LaSalle Grange revival
Jack and Catherine Stephens look around the new LaSalle Grange Theatre and marvel at the many small miracles that came together to make their dream come true.
One could say it took a village to transform the 1940s-era LaSalle Grange Hall — a building that was languishing for lack of use — into an intimate setting that includes a recording studio and 75-seat theater upstairs and a vintage gift shop in the basement.
Throughout the revival of the old building along U.S. 2 near Columbia Falls, a variety of rare and what would normally be difficult-to-find items “showed up just when we needed them to be here,” Jack said.

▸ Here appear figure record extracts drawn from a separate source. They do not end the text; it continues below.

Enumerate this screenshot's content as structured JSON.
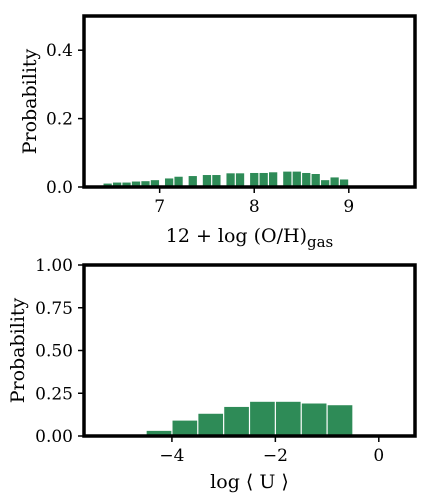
{
  "colors": {
    "bar": "#2e8b57",
    "frame": "#000000",
    "background": "#ffffff"
  },
  "chart_data": [
    {
      "type": "bar",
      "title": "",
      "xlabel": {
        "main": "12 + log (O/H)",
        "sub": "gas"
      },
      "ylabel": "Probability",
      "xlim": [
        6.2,
        9.7
      ],
      "ylim": [
        0,
        0.5
      ],
      "xticks": [
        {
          "value": 7,
          "label": "7"
        },
        {
          "value": 8,
          "label": "8"
        },
        {
          "value": 9,
          "label": "9"
        }
      ],
      "yticks": [
        {
          "value": 0.0,
          "label": "0.0"
        },
        {
          "value": 0.2,
          "label": "0.2"
        },
        {
          "value": 0.4,
          "label": "0.4"
        }
      ],
      "bin_width": 0.1,
      "bins": [
        {
          "left": 6.4,
          "value": 0.01
        },
        {
          "left": 6.5,
          "value": 0.013
        },
        {
          "left": 6.6,
          "value": 0.013
        },
        {
          "left": 6.7,
          "value": 0.016
        },
        {
          "left": 6.8,
          "value": 0.017
        },
        {
          "left": 6.9,
          "value": 0.02
        },
        {
          "left": 7.05,
          "value": 0.025
        },
        {
          "left": 7.15,
          "value": 0.03
        },
        {
          "left": 7.3,
          "value": 0.032
        },
        {
          "left": 7.45,
          "value": 0.035
        },
        {
          "left": 7.55,
          "value": 0.035
        },
        {
          "left": 7.7,
          "value": 0.04
        },
        {
          "left": 7.8,
          "value": 0.04
        },
        {
          "left": 7.95,
          "value": 0.041
        },
        {
          "left": 8.05,
          "value": 0.041
        },
        {
          "left": 8.15,
          "value": 0.043
        },
        {
          "left": 8.3,
          "value": 0.045
        },
        {
          "left": 8.4,
          "value": 0.045
        },
        {
          "left": 8.5,
          "value": 0.041
        },
        {
          "left": 8.6,
          "value": 0.038
        },
        {
          "left": 8.7,
          "value": 0.02
        },
        {
          "left": 8.8,
          "value": 0.028
        },
        {
          "left": 8.9,
          "value": 0.022
        }
      ],
      "grid": false
    },
    {
      "type": "bar",
      "title": "",
      "xlabel": {
        "main": "log ⟨ U ⟩",
        "sub": ""
      },
      "ylabel": "Probability",
      "xlim": [
        -5.7,
        0.7
      ],
      "ylim": [
        0,
        1.0
      ],
      "xticks": [
        {
          "value": -4,
          "label": "−4"
        },
        {
          "value": -2,
          "label": "−2"
        },
        {
          "value": 0,
          "label": "0"
        }
      ],
      "yticks": [
        {
          "value": 0.0,
          "label": "0.00"
        },
        {
          "value": 0.25,
          "label": "0.25"
        },
        {
          "value": 0.5,
          "label": "0.50"
        },
        {
          "value": 0.75,
          "label": "0.75"
        },
        {
          "value": 1.0,
          "label": "1.00"
        }
      ],
      "bin_width": 0.5,
      "bins": [
        {
          "left": -4.5,
          "value": 0.03
        },
        {
          "left": -4.0,
          "value": 0.09
        },
        {
          "left": -3.5,
          "value": 0.13
        },
        {
          "left": -3.0,
          "value": 0.17
        },
        {
          "left": -2.5,
          "value": 0.2
        },
        {
          "left": -2.0,
          "value": 0.2
        },
        {
          "left": -1.5,
          "value": 0.19
        },
        {
          "left": -1.0,
          "value": 0.18
        }
      ],
      "grid": false
    }
  ]
}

The stage curtains, for example, were bought for a song through a Cal Poly University auction. The cushioned seats are restored movie-theater chairs from the defunct Gateway Cinema.
People — they call them “grangels” — appeared one by one at precisely the right time, the couple noted, helping facilitate their purchase of the grange hall, or providing building materials, musical instruments and their time and support.
The musical instruments assembled on stage are a treasure trove — a Wurlitzer “Wurly” piano, Fender Rhodes keyboard, Hammond C3, A100 and M3 organs, and a Leslie 122 Cabinet. Jack said he wanted a marriage of vintage and high-tech equipment, to give performers the best of both worlds. To that end he also has installed a state-of-the-art sound and lighting system.
LaSalle Grange Theatre will hold its first public venue on Saturday featuring Zino & the Bel Aires. They envision the restored grange hall being used for a variety of performances — music, theater, classic movies, Christmas concerts and special presentations.
Jack, a songwriter with Southern roots who spent 26 years in Nashville, said he’s already used the facility to record an album of hymns performed by a cellist and pianist.
“The acoustics are phenomenal,” he said. “This place is really built well.”
LaSalle Grange is one of a few remaining grange halls in the Flathead that harken back to the early 1900s. The National Grange was founded 150 years ago to bring farmers together to learn modern farming methods at a time when it wasn’t easy to disseminate information. Over time many grange halls morphed into community centers where neighborhoods still come together in some areas to hold events and orchestrate volunteer projects, from cleaning roadside ditches to raising money for scholarships.
The Stephenses bought LaSalle Grange four years ago through a set of serendipitous circumstances that led them to believe they were destined to get the building. Jack has worked on the renovations off and on, spending the past six months at full bore getting it ready for prime time.
Part of the building’s transformation involved removing the dropped ceiling to reveal the arched wooden ceiling, and insulating the walls.
Jack said he’d like to use his knowledge of the music business to help aspiring songwriters.
“I still write songs and help other songwriters,” he said. “Musicians want to be heard.”
Added Catherine, “He wants to make a difference.”
One of Jack’s plans for the place is to organize a gospel choir that would perform at the new venue. As he pauses to envision LaSalle Grange Theatre’s place in the Flathead arts scene, he puts it this way: “This will be somewhere between a bar and a church.”
Jack’s gospel roots have wound their way into his heart and soul in a big way. His father was a Southern Baptist minister who moved the family to Eastern Kentucky during Jack’s formative years.
“I grew up with that gospel thing — that root,” he said. “Dad was Southern Baptist in a dry county.”
The intimate feel of those small Southern churches always stayed with Jack. In fact, before LaSalle Grange came into his life, he harbored the notion of one day transforming a church into a performance hall.
The theater bug bit Jack when he was 18.
“My mom said ‘go see a play,’ so I saw ‘Brigadoon,’ and I said forget football,” he recalled.
He decided to study speech and theater at the University of the Cumberlands in Kentucky. He was drawn to the intimacy of the school’s small theater.
It wasn’t long before he was writing songs that were good enough for someone to tell him, “You need to move to Nashville.” So he did and spent 26 years there, writing songs that were published by big-name music publishing companies such as ATV Music, Sony and BMG.
Jack eventually moved to California for a change of pace and started working in construction. That’s where he met and married Catherine, an accountant by trade. Catherine was the Flathead Valley connection. While she was growing up, her family vacationed every summer at Flathead Lake Lodge in Bigfork.
The couple relocated to the Flathead six years ago. At some point during the restoration of LaSalle Grange, they accumulated more building materials and décor than they needed, so the excess has become “The Grange Shop,” displayed in the lower level. It’s an assortment of vintage and antique décor, with jewelry and other personal items worked into the eclectic mix. Jack likes to say the shop offers everything “from lingerie to door knobs.”
The lower level has a green room for performers to use when they’re not on stage, but it’s decked out with gift items as well.
Right now the gift shop is open from 10 a.m. to 6 p.m. Saturday and Sunday, or if the “open” sign is posted outside.